Adapun Tujuan masalah dalam makalah ini adalah:
1.
Memenuhi
tugas mata kuliah Pancasila
2.
Mengetahui
apa yang dimaksud dengan good governance
3.
Mengetahu
prinsip-prinsip good governance
BAB II
PEMBAHASAN
Istilah good governance pertama
kali dipopulerkan oleh lembaga dana internasional seperti word Bank, UNDP, dan
IMF dalam rangka menjaga dan menjamin kelangsungan dana bantuan yang diberikan kepada
negara-negara sasaran bantuan. Pada dasarnya, badan-badan internasional ini
berpandangan bahwa setiap bantuan internasional untuk pembangunan di
negara-negara dunia, terutama di negara berkembang, sulit berhasil tanpa adanya
good governance di negara sasaran tersebut. Karena itu, good
governance kemudian menjadi isu sentral dalam hubungan lembaga-lembaga
multilateral tersebut dengan negara sasaran. (buku gede)
Wacana Good Governance mendapatkan
relevansinya di Indonesia dalam pandangan masyarakat transparansi Indonesia
paling tidak dengan sebab utama:
1.
Krisis
ekonomi dan politik yang masih terus menerus dan belum ada tanda-tanda akan
segera berakhir
2.
Masih
banyaknya korupsi dan berbagai bentuk penyimpangan dalam penyelengaraan negara
3.
Kebijakan
otonomi daerah yang merupakan harapan besar bagi proses demokratisasi dan
sekaligus kekhawatiran akan kegagalan program tersebut.
4.
Alasan
lain, masih belum optimalnya pelayanan birokrasi pemerintahan dan juga sektor
swasta dalam memenuhi kebutuhan dan kepentinga publik
Good Governance sering
dimaknai secara berlainan, satu sisi ada yang memaknai good governance sebagai
kinerja suatu lembaga, misalnya kinerja suatu pemerintahan, perusahaan, atau
organisasi kemasyarakatan. Menurut MM Billah, istilah ini merujuk pada arti
asli kata Governing yang berarti mengarahkan atau mengendalikan atau
mempengaruhi masalah publik dalam suatu negeri. Karena itu good governance dapat
diartikan sebagai tindakan atau tingkah laku yang bersifat mengarahkan,
mengendalikan, atau emmengaruhi urusan publik untuk mewujudkan nilai-nilai
tersebut dalam kehidupan sehari-hari. Dalam konteks ini, pengertian good
governance tidak sebatas pengelolaan
lembaga pemerintah semata, tetapi menyangkut semua lembaga baik pemerintah
maupun nonpemerintah (lembaga swadaya masyarakat) dengan istilah good
corporate. Bahkan, prinsip-prinsip good governance dapat pula
diterapkan dalam pengelolaan lembaga sosial dan kemasyarakatan dari yang paling
ederhana hingga yang berskala besar, seperti arisan, pengajian, organisasi
kelas, dan lain lain. Dalam versi World Bank, Good Governance adalah suatu
peyelegaraan manajemen pembangunan yang solid dan bertanggung jawab yang
sejalan dengan prinsip demokrasi dan pasar yang efisien, penghindaran salah
alokasi dana investasi dan pencegahan korupsi baik secara politik maupun secara
administratif menjalankan disiplin anggaran serta penciptaan legal dan
politican framework bagi tumbuhnya aktifitas usaha. Hal ini bagi pemerintah
maupun swasta di Indonesia ialah merupakan
suatu terobosan mutakhir dalam menciptakan
kredibilitas publik dan untuk melahirkan bentuk manajerial yang handal.

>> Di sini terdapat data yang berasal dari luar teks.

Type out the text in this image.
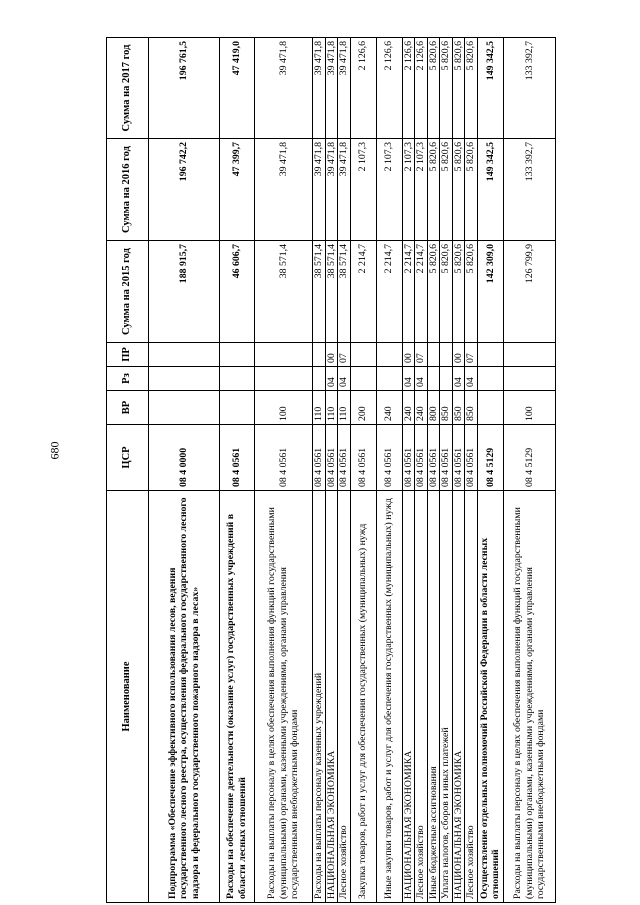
680
Наименование	ЦСР	ВР	Рз	ПР	Сумма на 2015 год	Сумма на 2016 год	Сумма на 2017 год
Подпрограмма «Обеспечение эффективного использования лесов, ведения государственного лесного реестра, осуществления федерального государственного лесного надзора и федерального государственного пожарного надзора в лесах»	08 4 0000				188 915,7	196 742,2	196 761,5
Расходы на обеспечение деятельности (оказание услуг) государственных учреждений в области лесных отношений	08 4 0561				46 606,7	47 399,7	47 419,0
Расходы на выплаты персоналу в целях обеспечения выполнения функций государственными (муниципальными) органами, казенными учреждениями, органами управления государственными внебюджетными фондами	08 4 0561	100			38 571,4	39 471,8	39 471,8
Расходы на выплаты персоналу казенных учреждений	08 4 0561	110			38 571,4	39 471,8	39 471,8
НАЦИОНАЛЬНАЯ ЭКОНОМИКА	08 4 0561	110	04	00	38 571,4	39 471,8	39 471,8
Лесное хозяйство	08 4 0561	110	04	07	38 571,4	39 471,8	39 471,8
Закупка товаров, работ и услуг для обеспечения государственных (муниципальных) нужд	08 4 0561	200			2 214,7	2 107,3	2 126,6
Иные закупки товаров, работ и услуг для обеспечения государственных (муниципальных) нужд	08 4 0561	240			2 214,7	2 107,3	2 126,6
НАЦИОНАЛЬНАЯ ЭКОНОМИКА	08 4 0561	240	04	00	2 214,7	2 107,3	2 126,6
Лесное хозяйство	08 4 0561	240	04	07	2 214,7	2 107,3	2 126,6
Иные бюджетные ассигнования	08 4 0561	800			5 820,6	5 820,6	5 820,6
Уплата налогов, сборов и иных платежей	08 4 0561	850			5 820,6	5 820,6	5 820,6
НАЦИОНАЛЬНАЯ ЭКОНОМИКА	08 4 0561	850	04	00	5 820,6	5 820,6	5 820,6
Лесное хозяйство	08 4 0561	850	04	07	5 820,6	5 820,6	5 820,6
Осуществление отдельных полномочий Российской Федерации в области лесных отношений	08 4 5129				142 309,0	149 342,5	149 342,5
Расходы на выплаты персоналу в целях обеспечения выполнения функций государственными (муниципальными) органами, казенными учреждениями, органами управления государственными внебюджетными фондами	08 4 5129	100			126 799,9	133 392,7	133 392,7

Di Indonesia, substansi wacana good governance dapat
dipadankan dengan istilah pemerintahan yang baik, bersih, dan berwibawa.
Pemerintahan yang baik adalah sikap di mana kekuasaan dilakukan oleh masyarakat
yang diatur oleh berbagai tingkatan pemerintahan negara yang berkaitan dengan
sumber-sumber sosial, budaya, politik, serta ekonomi. Dalam praktiknya,
pemerintahan yang bersih (clean governance) adalah model pemerintahan yang
efektif, efesien, jujur, transparan, dan bertanggung jawab.
Sejalan dengan prinsip di atas, pemerintahan yang baik itu berarti
baik dalam proses maupun hasil-hasilnya. Semua unsur dalam pemerintahan bisa
bergerak secara sinergis, tidak saling berbenturan, dan memperoleh dukungan
dari rakyat. Pemerintah juga bisa dikatakan baik jika pembangunan dapat
dilakukan dengan biaya yang sangat minimal namun dengan hasill yang maksimal.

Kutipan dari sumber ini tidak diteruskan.